Primary qualities are properties that exist in the external world in the same way humans perceive them, such as shape, size, distance, hardness, and volume.

Secondary qualities do not exist in things themselves. They depend on a perceiver's senses. These include colour, taste, texture, smell, and sound.

Primary qualities are measurable aspects of physical reality. Secondary qualities are subjective.

One could imagine for example an apple without colour. One cannot imagine an apple without a shape, because it is a primary quality; it exists even if unperceived.

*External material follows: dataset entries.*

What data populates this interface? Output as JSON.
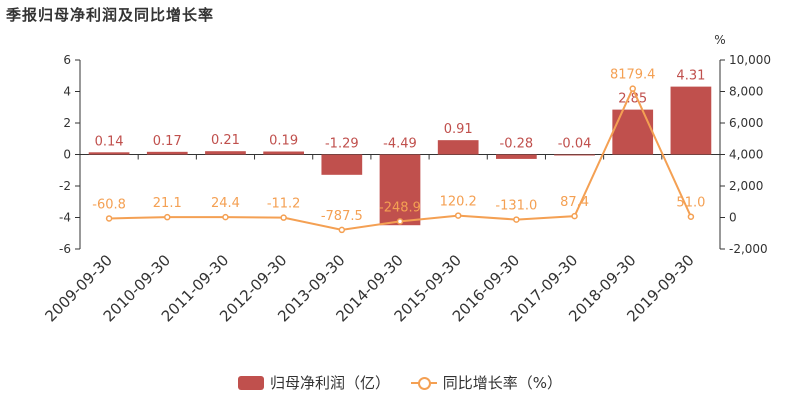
{
  "title": "季报归母净利润及同比增长率",
  "colors": {
    "bar": "#c0504d",
    "line": "#f4a053",
    "axis": "#333333"
  },
  "chart_data": {
    "type": "bar+line",
    "categories": [
      "2009-09-30",
      "2010-09-30",
      "2011-09-30",
      "2012-09-30",
      "2013-09-30",
      "2014-09-30",
      "2015-09-30",
      "2016-09-30",
      "2017-09-30",
      "2018-09-30",
      "2019-09-30"
    ],
    "series": [
      {
        "name": "归母净利润（亿）",
        "type": "bar",
        "axis": "left",
        "values": [
          0.14,
          0.17,
          0.21,
          0.19,
          -1.29,
          -4.49,
          0.91,
          -0.28,
          -0.04,
          2.85,
          4.31
        ],
        "labels": [
          "0.14",
          "0.17",
          "0.21",
          "0.19",
          "-1.29",
          "-4.49",
          "0.91",
          "-0.28",
          "-0.04",
          "2.85",
          "4.31"
        ]
      },
      {
        "name": "同比增长率（%）",
        "type": "line",
        "axis": "right",
        "values": [
          -60.8,
          21.1,
          24.4,
          -11.2,
          -787.5,
          -248.9,
          120.2,
          -131.0,
          87.4,
          8179.4,
          51.0
        ],
        "labels": [
          "-60.8",
          "21.1",
          "24.4",
          "-11.2",
          "-787.5",
          "-248.9",
          "120.2",
          "-131.0",
          "87.4",
          "8179.4",
          "51.0"
        ]
      }
    ],
    "y_left": {
      "min": -6,
      "max": 6,
      "ticks": [
        "6",
        "4",
        "2",
        "0",
        "-2",
        "-4",
        "-6"
      ]
    },
    "y_right": {
      "min": -2000,
      "max": 10000,
      "unit": "%",
      "ticks": [
        "10,000",
        "8,000",
        "6,000",
        "4,000",
        "2,000",
        "0",
        "-2,000"
      ]
    },
    "grid": false,
    "legend_position": "bottom-center"
  }
}
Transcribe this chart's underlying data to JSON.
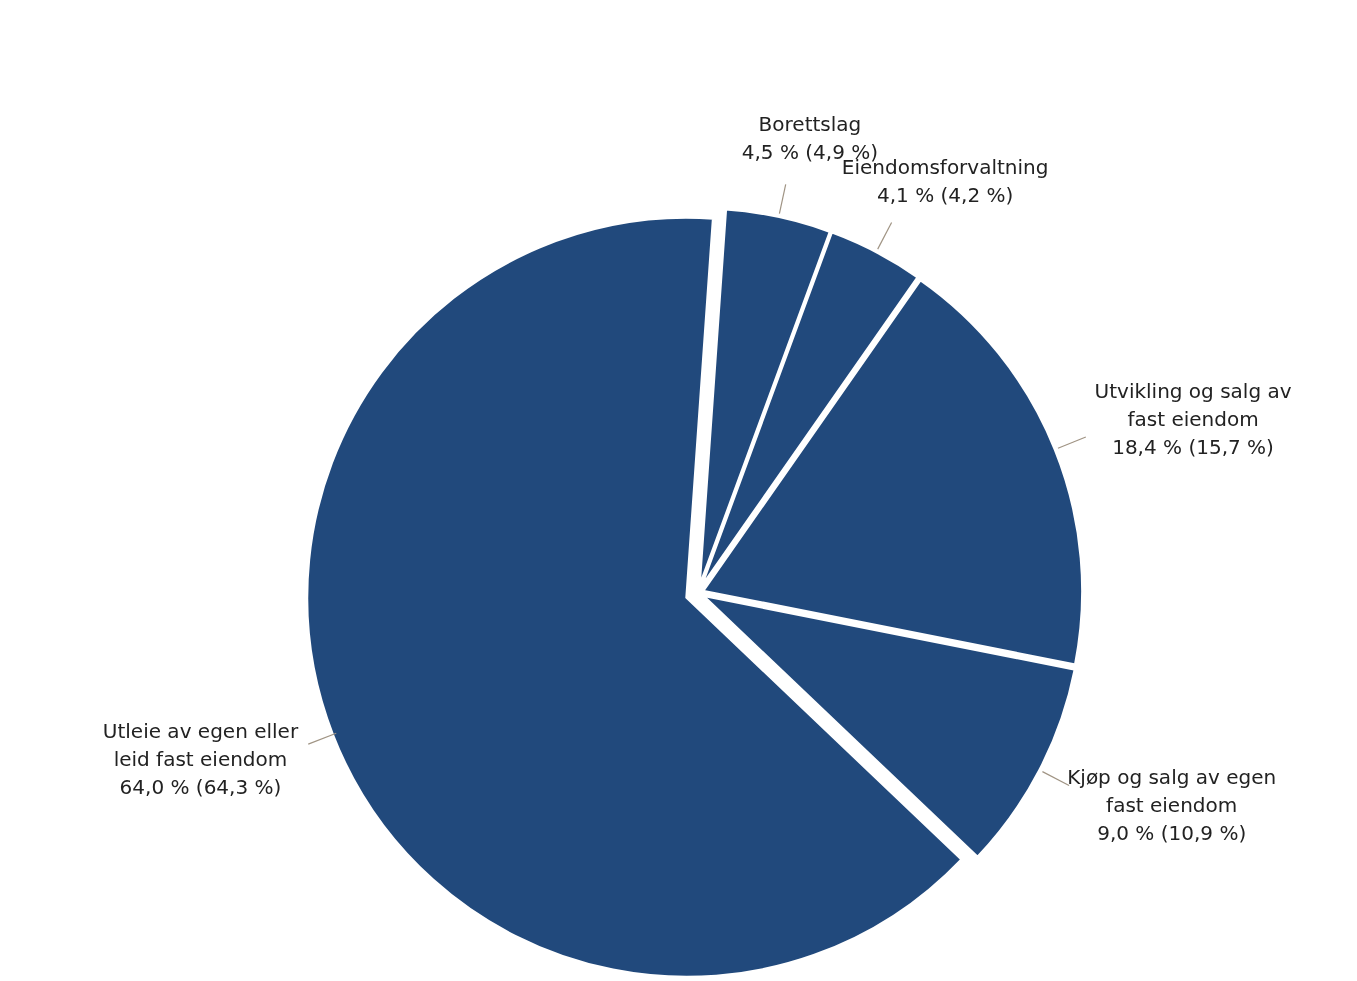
{
  "chart_data": {
    "type": "pie",
    "categories": [
      "Borettslag",
      "Eiendomsforvaltning",
      "Utvikling og salg av fast eiendom",
      "Kjøp og salg av egen fast eiendom",
      "Utleie av egen eller leid fast eiendom"
    ],
    "values": [
      4.5,
      4.1,
      18.4,
      9.0,
      64.0
    ],
    "colors": [
      "#21497c",
      "#21497c",
      "#21497c",
      "#21497c",
      "#21497c"
    ],
    "value_labels": [
      "4,5 % (4,9 %)",
      "4,1 % (4,2 %)",
      "18,4 % (15,7 %)",
      "9,0 % (10,9 %)",
      "64,0 % (64,3 %)"
    ]
  }
}
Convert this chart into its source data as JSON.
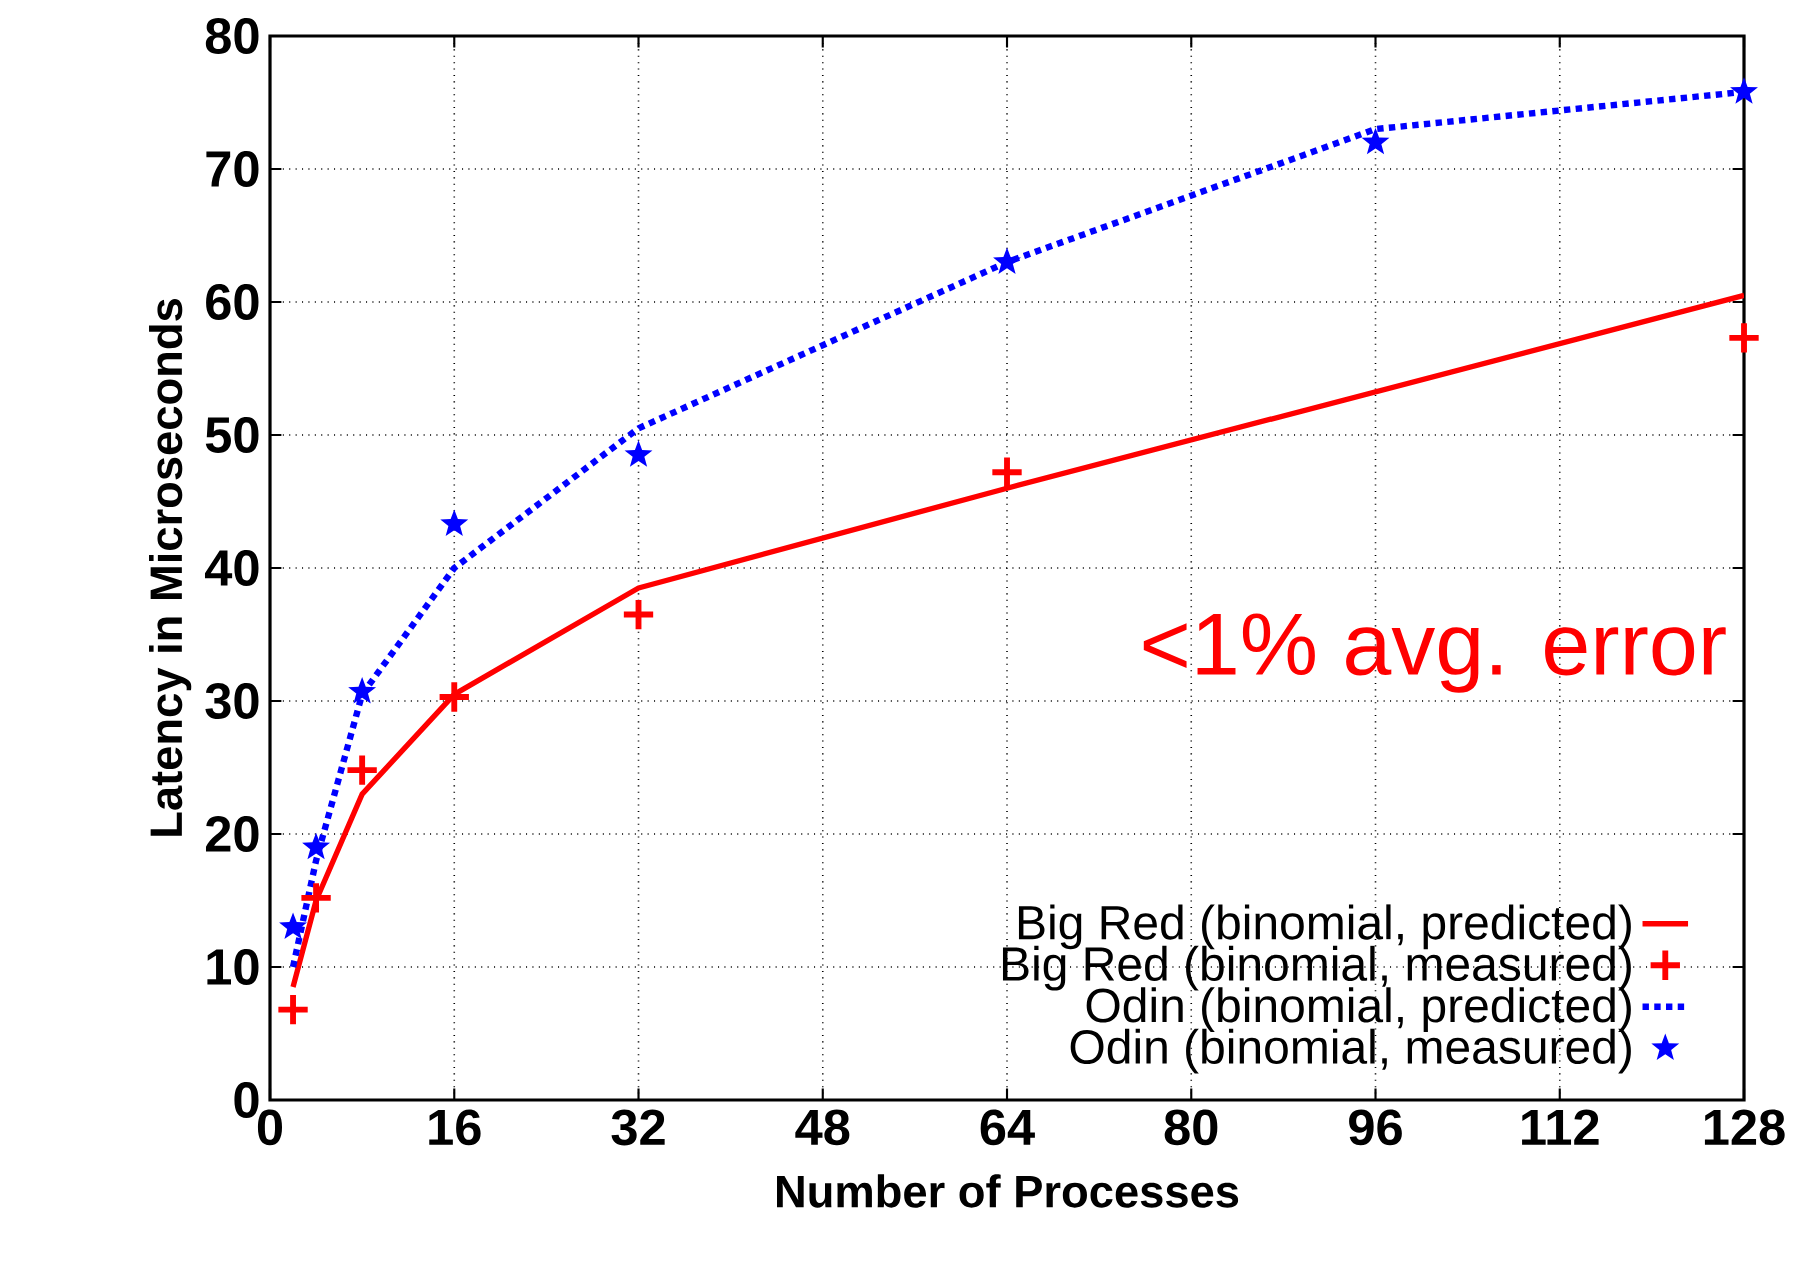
{
  "chart_data": {
    "type": "line",
    "xlabel": "Number of Processes",
    "ylabel": "Latency in Microseconds",
    "xlim": [
      0,
      128
    ],
    "xticks": [
      0,
      16,
      32,
      48,
      64,
      80,
      96,
      112,
      128
    ],
    "ylim": [
      0,
      80
    ],
    "yticks": [
      0,
      10,
      20,
      30,
      40,
      50,
      60,
      70,
      80
    ],
    "grid": true,
    "legend": "bottom right",
    "annotations": [
      "<1% avg. error"
    ],
    "series": [
      {
        "name": "Big Red (binomial, predicted)",
        "color": "#ff0000",
        "line_style": "solid",
        "marker": "none",
        "x": [
          2,
          4,
          8,
          16,
          32,
          64,
          128
        ],
        "values": [
          8.5,
          15,
          23,
          30.5,
          38.5,
          46,
          60.5
        ]
      },
      {
        "name": "Big Red (binomial, measured)",
        "type": "scatter",
        "color": "#ff0000",
        "marker": "cross",
        "x": [
          2,
          4,
          8,
          16,
          32,
          64,
          128
        ],
        "values": [
          6.8,
          15.2,
          24.8,
          30.3,
          36.5,
          47.2,
          57.3
        ]
      },
      {
        "name": "Odin (binomial, predicted)",
        "color": "#0000ff",
        "line_style": "dotted",
        "marker": "none",
        "x": [
          2,
          4,
          8,
          16,
          32,
          64,
          96,
          128
        ],
        "values": [
          10,
          18,
          30.5,
          40,
          50.5,
          63,
          73,
          75.8
        ]
      },
      {
        "name": "Odin (binomial, measured)",
        "type": "scatter",
        "color": "#0000ff",
        "marker": "star",
        "x": [
          2,
          4,
          8,
          16,
          32,
          64,
          96,
          128
        ],
        "values": [
          13,
          19,
          30.7,
          43.3,
          48.5,
          63,
          72,
          75.8
        ]
      }
    ]
  }
}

This famous experiment by Newton proved that the colour we see can be understood mechanically.
This famous experiment by Newton proved that the colour we see can be understood mechanically.
  • “By convention there are sweet and bitter, hot and cold, by convention there is color; but in truth there are atoms and the void”

– Democritus, Fragment 9. (Quoted by Sextus Empiricus, Adv. Math. vii 135)

  • “I think that tastes, odors, colors, and so on are no more than mere names so far as the object in which we locate them are concerned, and that they reside in consciousness. Hence if the living creature were removed, all these qualities would be wiped away and annihilated”

– Galileo Galilei, The Assayer (published 1623). As reprinted in (Drake, 1957, p. 274)

  • “For the rays, to speak properly, are not colored. In them there is nothing else than a certain power and disposition to stir up a sensation of this or that color.”

– Isaac Newton Optics (3rd ed. 1721, original in 1704). Reprinted in (Newton, 1953, ed. Chris Jamieson, p. 100)

Galileo Galilei and René Descartes both described a similar distinction before Locke.

George Berkeley is a famous critic of the distinction. Berkeley says even primary qualities only exist in perceptions, as the notion of a wholly unperceived material object, Berkeley alleges, is incoherent.

The idea of qualia, proposed by C.I. Lewis in 1929 and defined as the 'what it is like' character of mental states, is broadly similar to the concept of a secondary quality.